Regression and optimal transport models for functional and surface-valued data
- Author(s): Liu, Xi
- Advisor(s): Petersen, Alexander
- et al.
There are various types of information, such as shapes and constrained curves, that can not be represented by a scalar variable or a simple Euclidean vector. For these nonstandard data types, their inherent constraints and geometric features can often be exploited to inform model development and data analysis. In analyzing these data, the usual Euclidean norm that is implicitly used for standard multivariate analyses must be replaced by suitable functional norms or metrics. In this dissertation, some statistical models and computational tools are developed in order to analyze information in functional and surface-valued data.

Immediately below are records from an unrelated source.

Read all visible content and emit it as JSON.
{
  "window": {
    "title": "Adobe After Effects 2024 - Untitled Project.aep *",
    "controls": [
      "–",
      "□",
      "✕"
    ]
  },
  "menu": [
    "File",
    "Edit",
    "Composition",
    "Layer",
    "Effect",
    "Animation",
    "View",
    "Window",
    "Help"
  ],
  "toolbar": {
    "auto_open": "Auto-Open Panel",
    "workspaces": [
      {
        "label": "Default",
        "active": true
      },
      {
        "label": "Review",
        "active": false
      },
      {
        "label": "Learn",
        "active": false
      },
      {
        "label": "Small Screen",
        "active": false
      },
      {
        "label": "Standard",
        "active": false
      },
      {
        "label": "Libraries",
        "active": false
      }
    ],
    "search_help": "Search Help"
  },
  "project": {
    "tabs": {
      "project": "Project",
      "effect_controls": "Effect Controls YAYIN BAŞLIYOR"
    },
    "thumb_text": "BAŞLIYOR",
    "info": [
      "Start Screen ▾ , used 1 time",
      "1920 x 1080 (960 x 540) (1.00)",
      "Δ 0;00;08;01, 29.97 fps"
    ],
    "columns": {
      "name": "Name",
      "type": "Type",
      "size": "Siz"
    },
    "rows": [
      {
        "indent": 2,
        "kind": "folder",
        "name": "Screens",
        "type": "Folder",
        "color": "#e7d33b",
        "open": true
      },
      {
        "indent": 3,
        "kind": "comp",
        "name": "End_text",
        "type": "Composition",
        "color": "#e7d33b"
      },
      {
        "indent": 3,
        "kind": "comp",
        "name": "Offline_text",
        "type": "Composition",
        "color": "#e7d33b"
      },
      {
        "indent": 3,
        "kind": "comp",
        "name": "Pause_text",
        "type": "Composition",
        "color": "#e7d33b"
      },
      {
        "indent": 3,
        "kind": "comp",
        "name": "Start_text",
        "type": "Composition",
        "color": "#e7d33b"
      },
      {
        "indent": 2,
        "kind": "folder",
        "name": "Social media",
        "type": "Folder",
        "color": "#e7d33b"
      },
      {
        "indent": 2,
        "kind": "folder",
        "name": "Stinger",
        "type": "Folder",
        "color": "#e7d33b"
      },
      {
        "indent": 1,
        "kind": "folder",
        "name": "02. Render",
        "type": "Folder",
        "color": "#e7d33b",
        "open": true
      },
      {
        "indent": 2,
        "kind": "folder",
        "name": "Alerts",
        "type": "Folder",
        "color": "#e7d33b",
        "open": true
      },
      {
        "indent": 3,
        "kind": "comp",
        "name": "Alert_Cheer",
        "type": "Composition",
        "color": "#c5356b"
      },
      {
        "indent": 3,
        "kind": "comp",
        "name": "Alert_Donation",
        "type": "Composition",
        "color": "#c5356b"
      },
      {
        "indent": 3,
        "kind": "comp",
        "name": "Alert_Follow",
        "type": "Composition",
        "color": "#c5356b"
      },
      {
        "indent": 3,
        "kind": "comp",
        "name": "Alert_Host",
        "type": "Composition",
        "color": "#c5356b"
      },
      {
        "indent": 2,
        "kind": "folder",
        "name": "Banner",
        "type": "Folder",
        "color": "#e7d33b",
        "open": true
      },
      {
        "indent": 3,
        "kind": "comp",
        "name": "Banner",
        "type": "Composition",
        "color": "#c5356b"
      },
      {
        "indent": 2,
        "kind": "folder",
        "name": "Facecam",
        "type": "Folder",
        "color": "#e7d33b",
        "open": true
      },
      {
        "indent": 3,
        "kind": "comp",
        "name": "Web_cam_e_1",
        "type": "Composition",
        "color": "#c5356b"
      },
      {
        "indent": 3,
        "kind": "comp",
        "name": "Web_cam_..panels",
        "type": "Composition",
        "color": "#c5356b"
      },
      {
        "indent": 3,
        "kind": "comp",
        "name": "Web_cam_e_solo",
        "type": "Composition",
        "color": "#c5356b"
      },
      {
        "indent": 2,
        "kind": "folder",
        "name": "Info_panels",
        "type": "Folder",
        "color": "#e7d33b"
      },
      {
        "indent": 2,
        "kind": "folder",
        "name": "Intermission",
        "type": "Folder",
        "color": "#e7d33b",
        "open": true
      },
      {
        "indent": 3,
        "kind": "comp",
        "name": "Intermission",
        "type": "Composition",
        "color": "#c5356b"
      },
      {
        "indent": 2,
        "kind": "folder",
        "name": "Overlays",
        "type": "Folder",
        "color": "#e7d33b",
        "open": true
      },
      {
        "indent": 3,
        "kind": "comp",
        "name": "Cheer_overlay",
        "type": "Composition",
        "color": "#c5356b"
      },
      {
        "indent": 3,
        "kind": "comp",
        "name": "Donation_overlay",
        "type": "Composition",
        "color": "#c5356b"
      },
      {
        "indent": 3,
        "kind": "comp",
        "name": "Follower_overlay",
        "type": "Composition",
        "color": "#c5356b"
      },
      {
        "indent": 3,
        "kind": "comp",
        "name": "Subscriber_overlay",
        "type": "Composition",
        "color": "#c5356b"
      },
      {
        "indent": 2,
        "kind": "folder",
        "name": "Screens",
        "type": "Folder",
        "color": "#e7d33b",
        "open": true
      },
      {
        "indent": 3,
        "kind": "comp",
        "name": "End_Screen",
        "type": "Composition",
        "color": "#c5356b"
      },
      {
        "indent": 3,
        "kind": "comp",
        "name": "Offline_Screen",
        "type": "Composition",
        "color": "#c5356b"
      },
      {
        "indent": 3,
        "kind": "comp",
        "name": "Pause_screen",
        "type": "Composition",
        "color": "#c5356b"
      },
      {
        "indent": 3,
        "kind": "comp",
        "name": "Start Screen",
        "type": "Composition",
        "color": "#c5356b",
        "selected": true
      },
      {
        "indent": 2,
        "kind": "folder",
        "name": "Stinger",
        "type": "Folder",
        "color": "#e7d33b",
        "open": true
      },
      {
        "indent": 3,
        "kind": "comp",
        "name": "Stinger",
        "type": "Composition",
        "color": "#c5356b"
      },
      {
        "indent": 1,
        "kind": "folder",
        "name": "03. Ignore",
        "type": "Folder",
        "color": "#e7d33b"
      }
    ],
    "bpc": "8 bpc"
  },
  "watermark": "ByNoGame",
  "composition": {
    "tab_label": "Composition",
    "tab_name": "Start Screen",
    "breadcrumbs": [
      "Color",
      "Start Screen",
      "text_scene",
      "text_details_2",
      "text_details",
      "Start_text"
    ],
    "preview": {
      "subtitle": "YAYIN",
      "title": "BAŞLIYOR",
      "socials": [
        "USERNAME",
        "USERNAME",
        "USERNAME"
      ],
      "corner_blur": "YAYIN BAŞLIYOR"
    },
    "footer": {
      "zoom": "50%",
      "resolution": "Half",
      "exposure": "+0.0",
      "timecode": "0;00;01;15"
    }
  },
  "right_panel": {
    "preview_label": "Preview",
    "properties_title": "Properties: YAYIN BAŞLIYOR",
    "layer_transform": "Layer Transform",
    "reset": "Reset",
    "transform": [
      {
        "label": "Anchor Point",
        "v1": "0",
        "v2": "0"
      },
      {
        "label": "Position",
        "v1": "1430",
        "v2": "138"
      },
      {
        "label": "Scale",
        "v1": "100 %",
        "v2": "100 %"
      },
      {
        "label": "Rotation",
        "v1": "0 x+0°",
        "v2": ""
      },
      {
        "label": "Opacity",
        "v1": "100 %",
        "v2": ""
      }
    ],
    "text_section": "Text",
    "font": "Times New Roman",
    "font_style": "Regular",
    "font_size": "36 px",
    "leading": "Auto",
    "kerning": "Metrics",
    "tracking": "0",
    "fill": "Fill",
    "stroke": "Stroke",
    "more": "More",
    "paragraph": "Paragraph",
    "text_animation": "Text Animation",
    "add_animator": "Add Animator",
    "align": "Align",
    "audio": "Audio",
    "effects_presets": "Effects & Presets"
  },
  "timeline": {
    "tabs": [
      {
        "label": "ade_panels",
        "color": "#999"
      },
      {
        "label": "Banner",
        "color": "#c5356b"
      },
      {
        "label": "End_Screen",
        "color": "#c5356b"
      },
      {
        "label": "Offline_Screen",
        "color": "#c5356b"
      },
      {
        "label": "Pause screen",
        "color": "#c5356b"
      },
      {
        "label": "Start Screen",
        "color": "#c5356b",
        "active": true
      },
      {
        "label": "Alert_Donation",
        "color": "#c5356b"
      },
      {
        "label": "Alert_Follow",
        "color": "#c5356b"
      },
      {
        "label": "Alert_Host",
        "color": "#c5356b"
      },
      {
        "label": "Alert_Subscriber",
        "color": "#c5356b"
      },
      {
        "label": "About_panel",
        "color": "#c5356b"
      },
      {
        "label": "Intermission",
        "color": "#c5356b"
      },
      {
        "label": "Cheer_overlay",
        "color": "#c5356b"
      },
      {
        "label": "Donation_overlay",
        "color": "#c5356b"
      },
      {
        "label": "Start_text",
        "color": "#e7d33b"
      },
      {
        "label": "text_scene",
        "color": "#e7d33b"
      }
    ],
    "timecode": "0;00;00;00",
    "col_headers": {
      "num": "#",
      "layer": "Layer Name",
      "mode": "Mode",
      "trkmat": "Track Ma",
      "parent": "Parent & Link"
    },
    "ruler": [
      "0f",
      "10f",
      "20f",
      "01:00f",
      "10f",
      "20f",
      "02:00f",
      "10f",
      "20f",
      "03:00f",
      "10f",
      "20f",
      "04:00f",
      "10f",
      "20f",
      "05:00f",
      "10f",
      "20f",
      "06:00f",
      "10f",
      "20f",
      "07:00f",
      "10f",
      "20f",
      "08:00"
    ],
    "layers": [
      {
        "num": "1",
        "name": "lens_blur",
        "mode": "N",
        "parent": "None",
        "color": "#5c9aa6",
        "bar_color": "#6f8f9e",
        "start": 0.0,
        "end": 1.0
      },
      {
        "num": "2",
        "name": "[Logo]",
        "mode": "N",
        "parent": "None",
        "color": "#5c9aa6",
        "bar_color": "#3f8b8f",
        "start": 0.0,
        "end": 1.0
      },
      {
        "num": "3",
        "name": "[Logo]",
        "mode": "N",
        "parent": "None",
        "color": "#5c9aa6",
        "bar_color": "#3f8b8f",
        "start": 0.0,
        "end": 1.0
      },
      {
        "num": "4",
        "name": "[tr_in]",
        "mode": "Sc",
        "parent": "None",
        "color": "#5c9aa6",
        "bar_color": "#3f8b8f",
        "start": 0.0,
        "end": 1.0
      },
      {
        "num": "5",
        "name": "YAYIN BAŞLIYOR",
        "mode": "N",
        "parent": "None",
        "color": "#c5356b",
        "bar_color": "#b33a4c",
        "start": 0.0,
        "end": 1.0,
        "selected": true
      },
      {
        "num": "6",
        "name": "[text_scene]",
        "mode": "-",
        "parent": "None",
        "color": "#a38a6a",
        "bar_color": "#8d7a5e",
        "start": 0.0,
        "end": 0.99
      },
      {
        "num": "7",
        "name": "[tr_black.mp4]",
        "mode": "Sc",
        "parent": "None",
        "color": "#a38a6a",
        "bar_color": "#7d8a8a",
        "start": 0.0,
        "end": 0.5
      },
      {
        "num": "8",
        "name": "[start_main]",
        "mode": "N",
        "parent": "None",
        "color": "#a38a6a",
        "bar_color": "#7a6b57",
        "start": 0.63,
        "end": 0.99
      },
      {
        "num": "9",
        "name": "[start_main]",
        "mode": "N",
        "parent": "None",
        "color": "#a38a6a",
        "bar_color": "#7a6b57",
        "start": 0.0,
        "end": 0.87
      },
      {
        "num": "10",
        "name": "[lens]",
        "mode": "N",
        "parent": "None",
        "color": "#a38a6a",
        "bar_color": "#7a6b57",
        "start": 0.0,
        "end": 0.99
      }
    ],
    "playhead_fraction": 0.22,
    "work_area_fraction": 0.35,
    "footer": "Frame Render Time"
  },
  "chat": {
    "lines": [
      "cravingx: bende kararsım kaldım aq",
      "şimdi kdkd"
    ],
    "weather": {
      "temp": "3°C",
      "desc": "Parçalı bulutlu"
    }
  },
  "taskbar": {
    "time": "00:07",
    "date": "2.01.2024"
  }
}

In Chapter 1, the effect of a smooth curve on a binary response is analyzed through a functional generalized linear model. The proposed method develops a novel approach under the assumption that the coefficient function $\beta(t)$ is truncated, i.e. one can expect that the curve predictor loses its influence after a timepoint in its domain. To achieve an estimate $\beta(t)$ that is simultaneously smooth and truncated, a structured variable selection method and localized B-spline expansion of $\beta(t)$ are leveraged to formulate a penalized log-likelihood function, where the nested group lasso penalty guarantees the sequential entering of B-splines and hence induces truncation in $\beta(t)$. Computationally, an optimization scheme is developed to compute the entire solution path effectively when varying the truncation tuning parameter from $\infty$ to 0. Unlike previous methods, which either directly penalized the value of the truncation point or resulted in a nonconvex optimization problem, the proposed approach utilizes a nested group lasso penalty and leads to a convex optimization problem. By expressing the nonsmooth lasso penalty in its dual formulation, it can be subsequently smoothed so that the objective function can be optimized by an accelerated gradient descent algorithm. Theoretically, the convergence rate of the estimate and consistency of the truncation point estimation are derived under suitable smoothness assumptions. The proposed method is demonstrated with an application involving the effects of blood pressure curves in patients who suffered a spontaneous intracerebral hemorrhage.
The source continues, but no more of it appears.